Воспитатель вталкивал меня в черную комнату и запирал. Ключ хрустел в замке. Сперва я ничего не видела. Глаза привыкали – я различала очертания койки, устланной черным крепом, черной подушки, черной тумбочки, на черной зеркальной поверхности которой стоял черный стакан, наполненный черной пахучей жидкостью.
Я тогда не знала, что именно так пахнет коньяк.
В моей деревне я никогда его не пила.
У нас мужики пили по праздникам самогон… красненькое… домашние вишневые, клубничные настойки…
Запах коньяка дразнил, насмехался, возбуждал.
Воспитатель заходил через горы времени. Я успевала снова позабыть себя и опять вспомнить. Лежала на койке ничком. Он грубо встряхивал меня за плечо, поворачивал к себе. Тусклый красновато-черный свет сочился из-под потолка, из-под железной двери, исходил от каменной кладки, от блестящей никелированной спинки кровати.
– Ну? – говорил Воспитатель весело. Хриплое дыхание цедилось сквозь его щербатые зубы, как через сито. – Будешь показывать мне танцы своей любимой родины?

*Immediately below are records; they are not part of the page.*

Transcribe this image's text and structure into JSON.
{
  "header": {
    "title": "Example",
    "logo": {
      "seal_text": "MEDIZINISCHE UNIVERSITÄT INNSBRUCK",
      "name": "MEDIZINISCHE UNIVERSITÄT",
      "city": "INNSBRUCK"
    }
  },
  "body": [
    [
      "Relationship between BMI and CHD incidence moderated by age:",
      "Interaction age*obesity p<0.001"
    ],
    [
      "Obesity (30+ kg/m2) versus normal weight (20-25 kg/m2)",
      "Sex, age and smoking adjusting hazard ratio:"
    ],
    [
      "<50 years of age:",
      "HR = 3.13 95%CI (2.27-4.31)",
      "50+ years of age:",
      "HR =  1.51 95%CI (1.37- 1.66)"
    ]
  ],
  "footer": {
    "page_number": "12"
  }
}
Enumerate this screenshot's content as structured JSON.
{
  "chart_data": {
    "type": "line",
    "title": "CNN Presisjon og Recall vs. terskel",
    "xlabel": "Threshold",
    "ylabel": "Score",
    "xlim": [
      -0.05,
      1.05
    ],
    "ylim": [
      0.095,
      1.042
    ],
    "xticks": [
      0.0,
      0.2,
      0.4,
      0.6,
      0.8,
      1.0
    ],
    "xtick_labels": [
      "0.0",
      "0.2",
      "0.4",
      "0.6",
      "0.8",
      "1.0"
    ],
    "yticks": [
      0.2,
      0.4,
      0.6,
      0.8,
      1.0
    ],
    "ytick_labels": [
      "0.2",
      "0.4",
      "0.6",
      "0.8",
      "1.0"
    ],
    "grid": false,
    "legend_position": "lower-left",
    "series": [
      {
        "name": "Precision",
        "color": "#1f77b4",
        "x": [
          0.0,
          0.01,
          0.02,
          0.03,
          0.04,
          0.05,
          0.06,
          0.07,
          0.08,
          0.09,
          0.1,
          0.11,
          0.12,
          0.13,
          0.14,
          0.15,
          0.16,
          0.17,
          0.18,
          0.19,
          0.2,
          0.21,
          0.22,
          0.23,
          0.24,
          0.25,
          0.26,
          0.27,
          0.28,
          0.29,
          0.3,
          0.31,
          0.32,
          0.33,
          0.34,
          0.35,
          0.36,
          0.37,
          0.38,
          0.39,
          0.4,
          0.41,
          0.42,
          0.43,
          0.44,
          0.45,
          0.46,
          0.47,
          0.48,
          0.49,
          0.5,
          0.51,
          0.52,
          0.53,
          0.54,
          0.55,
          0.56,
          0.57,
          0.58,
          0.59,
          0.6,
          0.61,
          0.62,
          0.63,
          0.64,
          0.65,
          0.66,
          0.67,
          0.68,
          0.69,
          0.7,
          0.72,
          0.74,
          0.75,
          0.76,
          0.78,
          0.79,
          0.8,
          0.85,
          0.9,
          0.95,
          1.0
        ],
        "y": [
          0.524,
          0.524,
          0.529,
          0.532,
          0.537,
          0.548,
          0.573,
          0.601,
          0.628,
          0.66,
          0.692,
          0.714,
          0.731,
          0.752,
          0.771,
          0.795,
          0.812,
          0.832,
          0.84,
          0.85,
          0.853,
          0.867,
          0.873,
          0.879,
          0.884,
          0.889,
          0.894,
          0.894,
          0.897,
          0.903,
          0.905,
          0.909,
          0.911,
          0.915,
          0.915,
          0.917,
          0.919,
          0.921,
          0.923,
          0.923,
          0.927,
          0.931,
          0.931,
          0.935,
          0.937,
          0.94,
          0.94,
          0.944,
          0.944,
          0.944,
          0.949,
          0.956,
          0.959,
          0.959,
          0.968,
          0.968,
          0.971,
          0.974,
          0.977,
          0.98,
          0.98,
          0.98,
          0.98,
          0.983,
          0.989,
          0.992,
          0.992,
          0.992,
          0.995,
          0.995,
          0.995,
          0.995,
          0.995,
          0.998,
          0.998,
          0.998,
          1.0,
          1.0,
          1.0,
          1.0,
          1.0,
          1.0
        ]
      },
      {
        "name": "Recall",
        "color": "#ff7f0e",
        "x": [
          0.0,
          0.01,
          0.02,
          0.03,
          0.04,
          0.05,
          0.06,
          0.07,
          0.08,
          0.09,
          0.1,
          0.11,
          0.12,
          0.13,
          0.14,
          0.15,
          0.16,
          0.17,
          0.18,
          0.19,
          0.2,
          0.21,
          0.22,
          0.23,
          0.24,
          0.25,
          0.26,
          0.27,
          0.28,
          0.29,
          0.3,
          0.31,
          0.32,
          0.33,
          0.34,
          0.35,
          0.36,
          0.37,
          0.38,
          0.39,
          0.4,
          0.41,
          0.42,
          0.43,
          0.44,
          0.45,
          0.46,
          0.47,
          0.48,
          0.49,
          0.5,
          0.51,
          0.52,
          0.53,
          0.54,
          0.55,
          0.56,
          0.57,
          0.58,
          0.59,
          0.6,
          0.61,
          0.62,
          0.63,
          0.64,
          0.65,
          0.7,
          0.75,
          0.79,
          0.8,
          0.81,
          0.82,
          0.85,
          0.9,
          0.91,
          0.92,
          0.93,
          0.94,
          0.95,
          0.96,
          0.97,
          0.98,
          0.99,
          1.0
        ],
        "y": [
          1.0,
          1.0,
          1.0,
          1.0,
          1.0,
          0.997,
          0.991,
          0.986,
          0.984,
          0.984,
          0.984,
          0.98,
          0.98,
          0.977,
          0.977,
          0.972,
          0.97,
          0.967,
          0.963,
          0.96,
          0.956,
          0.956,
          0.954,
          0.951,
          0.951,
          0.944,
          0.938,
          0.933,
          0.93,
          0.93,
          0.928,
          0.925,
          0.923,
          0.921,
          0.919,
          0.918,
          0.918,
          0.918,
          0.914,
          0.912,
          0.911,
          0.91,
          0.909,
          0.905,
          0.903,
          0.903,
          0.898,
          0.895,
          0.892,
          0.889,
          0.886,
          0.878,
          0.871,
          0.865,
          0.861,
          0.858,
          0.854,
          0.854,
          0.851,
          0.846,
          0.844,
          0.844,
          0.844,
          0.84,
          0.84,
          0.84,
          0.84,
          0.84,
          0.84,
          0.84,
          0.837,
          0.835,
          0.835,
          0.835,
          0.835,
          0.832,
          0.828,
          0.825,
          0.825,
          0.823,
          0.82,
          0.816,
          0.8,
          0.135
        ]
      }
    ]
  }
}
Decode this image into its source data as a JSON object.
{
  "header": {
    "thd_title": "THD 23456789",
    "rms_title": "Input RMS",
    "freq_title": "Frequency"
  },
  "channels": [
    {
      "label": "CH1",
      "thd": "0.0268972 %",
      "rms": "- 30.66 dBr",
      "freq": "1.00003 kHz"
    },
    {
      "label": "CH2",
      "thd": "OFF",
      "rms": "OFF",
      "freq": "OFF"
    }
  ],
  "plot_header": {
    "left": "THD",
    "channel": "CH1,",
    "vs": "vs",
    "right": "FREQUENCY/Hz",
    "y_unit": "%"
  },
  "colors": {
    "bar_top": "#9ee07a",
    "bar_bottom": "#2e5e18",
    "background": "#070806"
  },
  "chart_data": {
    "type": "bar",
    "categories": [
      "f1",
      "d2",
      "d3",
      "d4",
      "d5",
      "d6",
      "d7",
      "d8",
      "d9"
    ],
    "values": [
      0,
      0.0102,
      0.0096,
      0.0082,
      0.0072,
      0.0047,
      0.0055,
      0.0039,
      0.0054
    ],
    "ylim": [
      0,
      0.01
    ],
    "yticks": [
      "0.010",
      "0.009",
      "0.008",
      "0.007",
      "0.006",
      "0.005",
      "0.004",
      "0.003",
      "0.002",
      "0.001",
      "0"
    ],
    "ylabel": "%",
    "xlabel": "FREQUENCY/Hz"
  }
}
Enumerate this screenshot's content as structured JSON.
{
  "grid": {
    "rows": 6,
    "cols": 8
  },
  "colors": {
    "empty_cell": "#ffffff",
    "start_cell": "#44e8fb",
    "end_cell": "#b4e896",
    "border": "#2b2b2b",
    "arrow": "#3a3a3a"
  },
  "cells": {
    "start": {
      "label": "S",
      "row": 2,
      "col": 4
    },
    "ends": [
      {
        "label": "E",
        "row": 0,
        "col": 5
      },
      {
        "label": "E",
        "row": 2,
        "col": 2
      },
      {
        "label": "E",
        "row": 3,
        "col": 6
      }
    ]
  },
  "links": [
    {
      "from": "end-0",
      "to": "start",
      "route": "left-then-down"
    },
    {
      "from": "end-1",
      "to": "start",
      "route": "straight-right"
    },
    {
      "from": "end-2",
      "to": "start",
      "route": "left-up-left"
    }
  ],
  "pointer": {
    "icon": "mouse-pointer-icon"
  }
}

Он подходил ко мне. Его лицо отсвечивало дегтем и смолью. Красно, будто у волка, горели зрачки. Он клал ладони на мои колени и раздвигал их. Юбка с хрустом рвалась. Я как бы видела себя со стороны его глазами: вот лежит в полумраке на скрипучей койке беспомощная девчонка, маленькая курочка, и ее ощупывают, исследуют, как в лупу, придирчиво разглядывают, прежде чем… Прежде чем что? Страх собирался в комок, и комок бился в горле подбитым из рогатки воробьем. Что он сделает с тобой, девочка? Он, мужик и издеватель, вдесятеро сильнее тебя? Ты даже не сможешь закричать – он всунет кулак тебе в зубы.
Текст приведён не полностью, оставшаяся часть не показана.